Bonnyrigg is home to the New South Wales Premier League soccer club Bonnyrigg White Eagles Football Club. Bonnyrigg is also home to the Nineveh Soccer Stadium, home of the Fairfield Bulls football club. On the southern border of Edensor Park adjoining Bonnyrigg, Tyari Reserve is a landscaped open space reserve featuring a gently sloping grassed area bordered by dense stands of mature trees and native vegetation.

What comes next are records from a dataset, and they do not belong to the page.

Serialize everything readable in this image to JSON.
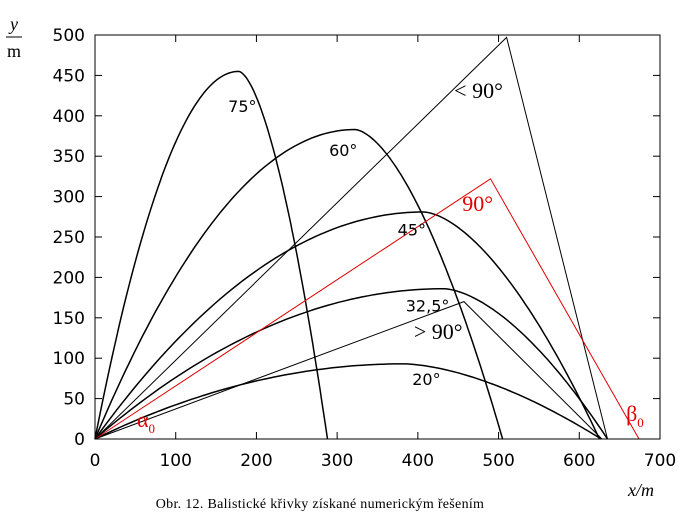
{
  "chart_data": {
    "type": "line",
    "caption": "Obr. 12. Balistické křivky získané numerickým řešením",
    "xlabel": {
      "var": "x",
      "unit": "m"
    },
    "ylabel": {
      "var": "y",
      "unit": "m"
    },
    "xlim": [
      0,
      700
    ],
    "ylim": [
      0,
      500
    ],
    "xticks": [
      0,
      100,
      200,
      300,
      400,
      500,
      600,
      700
    ],
    "yticks": [
      0,
      50,
      100,
      150,
      200,
      250,
      300,
      350,
      400,
      450,
      500
    ],
    "grid": false,
    "series": [
      {
        "name": "75°",
        "color": "#000000",
        "peak": [
          178,
          455
        ],
        "end": [
          288,
          0
        ]
      },
      {
        "name": "60°",
        "color": "#000000",
        "peak": [
          322,
          383
        ],
        "end": [
          505,
          0
        ]
      },
      {
        "name": "45°",
        "color": "#000000",
        "peak": [
          407,
          281
        ],
        "end": [
          625,
          0
        ]
      },
      {
        "name": "32,5°",
        "color": "#000000",
        "peak": [
          432,
          186
        ],
        "end": [
          635,
          0
        ]
      },
      {
        "name": "20°",
        "color": "#000000",
        "peak": [
          382,
          93
        ],
        "end": [
          627,
          0
        ]
      }
    ],
    "lines": [
      {
        "name": "< 90°",
        "color": "#000000",
        "points": [
          [
            0,
            0
          ],
          [
            510,
            497
          ],
          [
            635,
            0
          ]
        ]
      },
      {
        "name": "90°",
        "color": "#e00000",
        "points": [
          [
            0,
            0
          ],
          [
            490,
            322
          ],
          [
            674,
            0
          ]
        ]
      },
      {
        "name": "> 90°",
        "color": "#000000",
        "points": [
          [
            0,
            0
          ],
          [
            457,
            170
          ],
          [
            628,
            0
          ]
        ]
      }
    ],
    "annotations": [
      {
        "text": "75°",
        "x": 165,
        "y": 405
      },
      {
        "text": "60°",
        "x": 290,
        "y": 350
      },
      {
        "text": "45°",
        "x": 375,
        "y": 252
      },
      {
        "text": "32,5°",
        "x": 385,
        "y": 158
      },
      {
        "text": "20°",
        "x": 393,
        "y": 67
      },
      {
        "text": "< 90°",
        "x": 445,
        "y": 422
      },
      {
        "text": "90°",
        "x": 455,
        "y": 282
      },
      {
        "text": "> 90°",
        "x": 395,
        "y": 124
      },
      {
        "text": "α",
        "sub": "0",
        "x": 52,
        "y": 15
      },
      {
        "text": "β",
        "sub": "0",
        "x": 658,
        "y": 22
      }
    ]
  }
}
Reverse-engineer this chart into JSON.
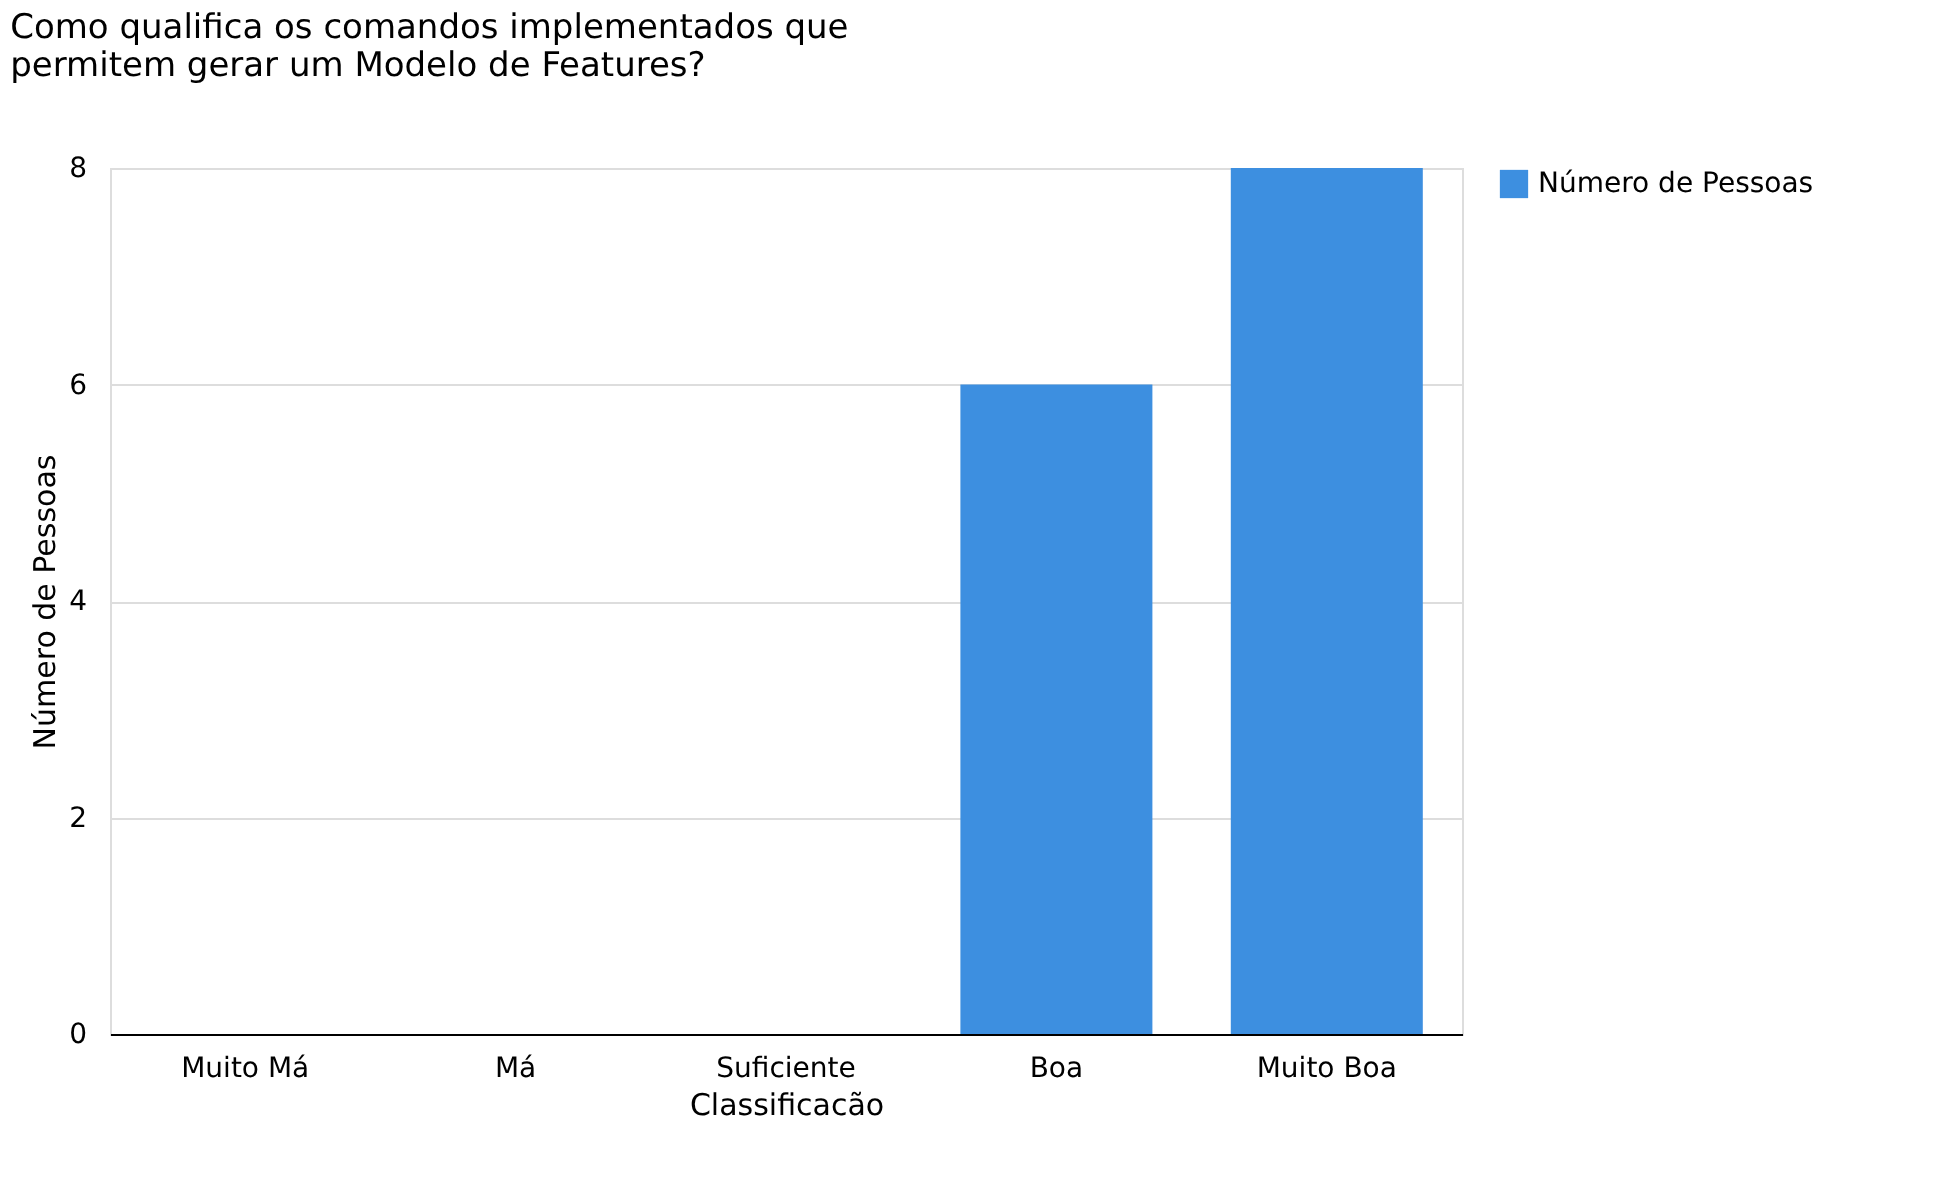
{
  "chart_data": {
    "type": "bar",
    "title": "Como qualifica os comandos implementados que permitem gerar um Modelo de Features?",
    "xlabel": "Classificacão",
    "ylabel": "Número de Pessoas",
    "categories": [
      "Muito Má",
      "Má",
      "Suficiente",
      "Boa",
      "Muito Boa"
    ],
    "series": [
      {
        "name": "Número de Pessoas",
        "color": "#3d8fe0",
        "values": [
          0,
          0,
          0,
          6,
          8
        ]
      }
    ],
    "ylim": [
      0,
      8
    ],
    "yticks": [
      0,
      2,
      4,
      6,
      8
    ],
    "grid": "y",
    "legend": "right"
  }
}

In 2009, Fairfield City Council unanimously approved the construction of an Assyrian genocide memorial, commemorating the deaths of Assyrians during and after the First World War. The decision attracted international controversy, with the Turkish government opposing the monument and threatening legal action, while Australian Foreign Minister Stephen Smith unsuccessfully urged the council to reconsider the proposal over concerns about Australia's relations with Turkey. A petition opposing the monument was also submitted by members of Sydney's Turkish community. In April 2015, the Assyrian genocide memorial was vandalised with swastikas and graffiti targeting Jewish, Armenian and Assyrian communities. It was the third reported attack on the monument since its erection in 2010. The vandalism occurred shortly before the centenary of the killings and amid renewed international debate over recognition of the Assyrian genocide.